How Papaya measures trust
Papaya tracks three signals to know whether trust is actually growing, and each one tells them something a satisfaction survey cannot:
- Are users coming back? Returning the next day or next week with another question means the last answer earned a second one. Repeat usage is the first proof that the agent is replacing the 2am ChatGPT habit.
- Are they asking harder questions? Higher-stakes questions over time mean trust is building, and they double as a roadmap. Where clients start pushing is where Papaya knows to deepen the product next.
- Are they using less outside counsel? This is the one that matters most. If clients are still forwarding the agent’s answers to their in-house legal team, trust has not fully formed and Papaya is not yet reducing their outside cost. Less outside counsel is the hard ROI proof, not a feeling.
When all three move in the right direction, they expand.
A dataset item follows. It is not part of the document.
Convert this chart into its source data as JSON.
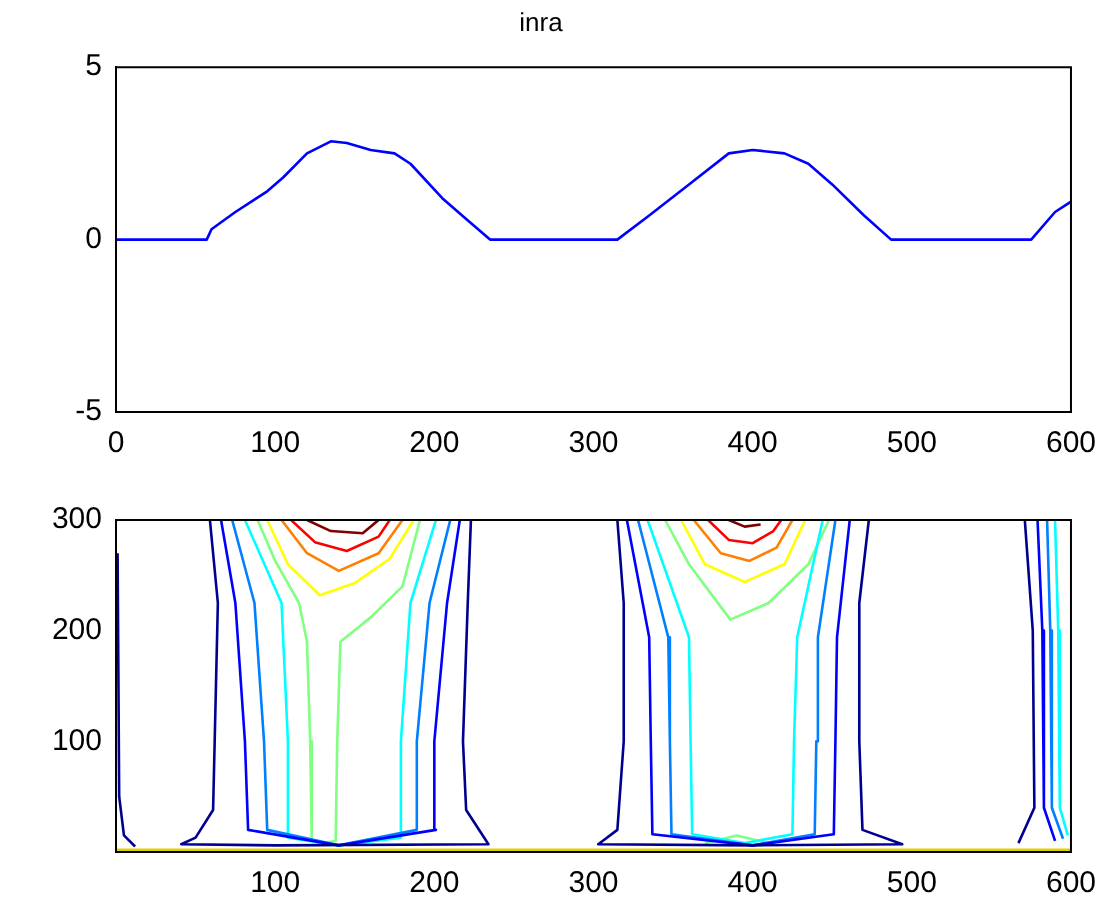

Until then, they hold.
Build the guardrails before the features
Papaya’s most important safeguard is mechanical, not a line in a prompt. They built a kill switch. If accuracy drops below a threshold in any single country, they turn that country off until it is fixed. They pull the plug rather than patch as they go.
The principle Fishel pulled out of it: build the guardrails before you build the features. In a high-stakes domain, the failure mode is not a missing feature. It is a confident wrong answer that ships to a customer who acts on it. The kill switch exists because at some point the system will be wrong, and the only question is whether you find out before the customer does or after.
What you can copy and what you can’t
Fishel closed on what actually separates Papaya from anyone holding the same tools. Claude, Lovable, Supabase, anyone can sign up for tomorrow, and most of the room already had. What cannot be copied is the years of experience across 160 countries, the thousands of contracts and thousands of terminations Papaya has already reviewed. They are the dinosaurs in the industry, and that is the point.
The AI is the engine. The domain knowledge is the fuel. You can copy the engine. You can’t copy the fuel.
What to steal from Papaya’s playbook
If you are building a domain-specific agent in 2026, here is the build order their session lays out:
- Assume your real competitor is a general model your customer already trusts. Build to be more trustworthy than ChatGPT on the one question that carries the liability, not more featured than the last vendor.
- Turn every failure into a rule. Your eval suite is your moat. A competitor can copy your UI in a weekend and cannot copy 22 corrections you earned over months.
- Add a second model to check the first. Generation, adversarial review, synthesis. A model grading its own work keeps its own blind spots.
- Build the kill switch before the features. Decide in advance what accuracy threshold pulls a market offline, and pull it.
- Launch to five to ten clients who will tell you the truth. Real questions beat internal testing, and honest partners beat polite ones.
- Measure trust, not satisfaction. Repeat usage, harder questions, and less outside counsel are the signals that tell you when to expand.
Papaya had a working agent in four weeks. It took four months to trust it. Plan for the four months, because that is the part that actually wins the account.